Researchers at the Cambridge University’s Department of Haematology have demonstrated a new very sensitive and rapid easy-to-use test for trachoma, an eye infection, endemic in many parts of the world. The infection, easily treated by azithromycin, is caused by Chlamydia trachomatis. The disease is thought to be the leading infectious cause of blindness in the infected parts of the world. Here’s how Cambridge describes the work of its researchers:
In a trial involving over 600 Masai children living in the shadow of Mount Kilimanjaro, Tanzania, the assay proved to be more than twice as effective in detecting trachoma than traditional analysis. It took just one hour to train local health workers to carry out the tests which were then evaluated in a village ‘office’ without electricity or running water, using tables and chairs as makeshift lab benches. The results are published in this week’s edition of The Lancet…
The wafer-thin, 8cm long trachoma dipstick is an adaptation of the award-winning ‘FirstBurst’ diagnostic test to detect the sexually-transmitted form of Chlamydia, which is highly contagious (resulting in more than 90m new cases every year) and can lead to infertility in women.

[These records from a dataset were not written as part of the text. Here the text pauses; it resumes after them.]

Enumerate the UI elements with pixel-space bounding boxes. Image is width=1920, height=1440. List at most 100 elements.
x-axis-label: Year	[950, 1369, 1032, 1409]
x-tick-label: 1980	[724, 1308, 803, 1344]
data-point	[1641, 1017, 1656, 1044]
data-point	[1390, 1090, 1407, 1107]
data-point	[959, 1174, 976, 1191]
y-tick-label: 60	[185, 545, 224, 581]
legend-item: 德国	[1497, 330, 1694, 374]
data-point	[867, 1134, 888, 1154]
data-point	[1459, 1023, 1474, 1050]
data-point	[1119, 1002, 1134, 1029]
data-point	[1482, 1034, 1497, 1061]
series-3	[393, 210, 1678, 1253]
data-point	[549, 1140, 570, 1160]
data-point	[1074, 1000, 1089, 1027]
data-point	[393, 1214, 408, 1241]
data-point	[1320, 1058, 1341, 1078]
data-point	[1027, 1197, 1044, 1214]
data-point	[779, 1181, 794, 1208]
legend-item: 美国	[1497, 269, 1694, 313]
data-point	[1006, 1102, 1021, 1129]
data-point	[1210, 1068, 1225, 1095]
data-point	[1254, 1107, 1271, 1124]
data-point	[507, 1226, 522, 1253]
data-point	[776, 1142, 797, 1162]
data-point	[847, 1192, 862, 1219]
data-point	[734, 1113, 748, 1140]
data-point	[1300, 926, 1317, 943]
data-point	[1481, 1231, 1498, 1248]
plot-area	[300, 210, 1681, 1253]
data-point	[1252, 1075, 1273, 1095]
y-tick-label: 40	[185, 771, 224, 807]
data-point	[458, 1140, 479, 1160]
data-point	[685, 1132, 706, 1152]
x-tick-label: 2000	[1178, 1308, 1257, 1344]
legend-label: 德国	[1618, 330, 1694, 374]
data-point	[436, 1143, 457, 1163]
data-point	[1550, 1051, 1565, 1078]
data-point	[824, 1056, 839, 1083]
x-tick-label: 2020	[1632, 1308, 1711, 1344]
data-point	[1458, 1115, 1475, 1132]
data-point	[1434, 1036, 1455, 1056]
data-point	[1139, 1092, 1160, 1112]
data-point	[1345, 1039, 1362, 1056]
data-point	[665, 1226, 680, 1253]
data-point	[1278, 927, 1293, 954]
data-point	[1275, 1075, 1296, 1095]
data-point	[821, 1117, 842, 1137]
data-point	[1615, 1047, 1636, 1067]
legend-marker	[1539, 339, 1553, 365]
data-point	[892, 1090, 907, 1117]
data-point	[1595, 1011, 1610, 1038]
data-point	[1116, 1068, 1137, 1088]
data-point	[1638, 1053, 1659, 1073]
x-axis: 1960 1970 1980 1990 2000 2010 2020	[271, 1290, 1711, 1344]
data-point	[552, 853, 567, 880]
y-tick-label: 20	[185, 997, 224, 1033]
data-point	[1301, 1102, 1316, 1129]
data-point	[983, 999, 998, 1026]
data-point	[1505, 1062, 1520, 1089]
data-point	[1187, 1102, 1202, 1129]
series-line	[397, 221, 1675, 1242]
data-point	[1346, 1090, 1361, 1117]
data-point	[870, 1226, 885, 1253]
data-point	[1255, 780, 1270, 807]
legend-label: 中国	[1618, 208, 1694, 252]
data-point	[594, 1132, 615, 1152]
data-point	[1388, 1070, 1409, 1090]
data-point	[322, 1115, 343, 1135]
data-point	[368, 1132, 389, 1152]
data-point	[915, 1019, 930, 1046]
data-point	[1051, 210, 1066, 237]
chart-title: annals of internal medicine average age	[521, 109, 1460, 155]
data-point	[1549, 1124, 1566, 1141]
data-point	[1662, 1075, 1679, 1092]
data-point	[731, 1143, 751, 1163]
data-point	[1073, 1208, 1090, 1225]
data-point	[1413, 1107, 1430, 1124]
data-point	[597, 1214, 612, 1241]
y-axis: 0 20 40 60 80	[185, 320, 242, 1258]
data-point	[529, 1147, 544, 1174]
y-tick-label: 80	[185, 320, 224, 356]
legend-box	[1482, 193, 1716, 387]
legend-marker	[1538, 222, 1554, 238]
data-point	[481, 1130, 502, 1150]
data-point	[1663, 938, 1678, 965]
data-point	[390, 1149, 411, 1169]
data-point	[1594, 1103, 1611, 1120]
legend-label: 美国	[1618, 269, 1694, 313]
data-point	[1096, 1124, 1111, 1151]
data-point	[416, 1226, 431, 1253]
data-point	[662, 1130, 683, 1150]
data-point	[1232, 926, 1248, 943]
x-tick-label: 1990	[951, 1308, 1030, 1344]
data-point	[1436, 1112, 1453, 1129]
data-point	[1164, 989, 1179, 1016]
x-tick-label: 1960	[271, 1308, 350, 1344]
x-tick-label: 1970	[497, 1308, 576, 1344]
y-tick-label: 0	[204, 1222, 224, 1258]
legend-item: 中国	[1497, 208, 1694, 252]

Both tests were developed by a team working at Cambridge University led by Dr Helen Lee with funding from the Wellcome Trust. Dr. Lee has set-up Diagnostics for the Real World, a spinout company based on the technologies developed at Cambridge. The goal of the company is to improve health in resource-poor settings by developing badly needed diagnostic tests for neglected diseases.
Claude-Edouard Michel, one of the leaders of the programme, who works with Dr Lee in Cambridge’s Diagnostics Development Unit, said: “We have shown this test can work in the most difficult circumstances without even the most basic of laboratory equipment.”
Professor Mabey, from the London School of Hygiene and Tropical Medicine, said: “The test is an important advance in the fight against trachoma. At present, the amount of azithromycin pledged by the manufacturer, Pfizer, will not be sufficient to treat everyone living in endemic communities. Yet, much of the drug is wasted in treating communities which no longer need it.
“The new test will enable programme managers to find out for themselves which communities still harbour the infection and thus to focus treatment on the communities which really need it.”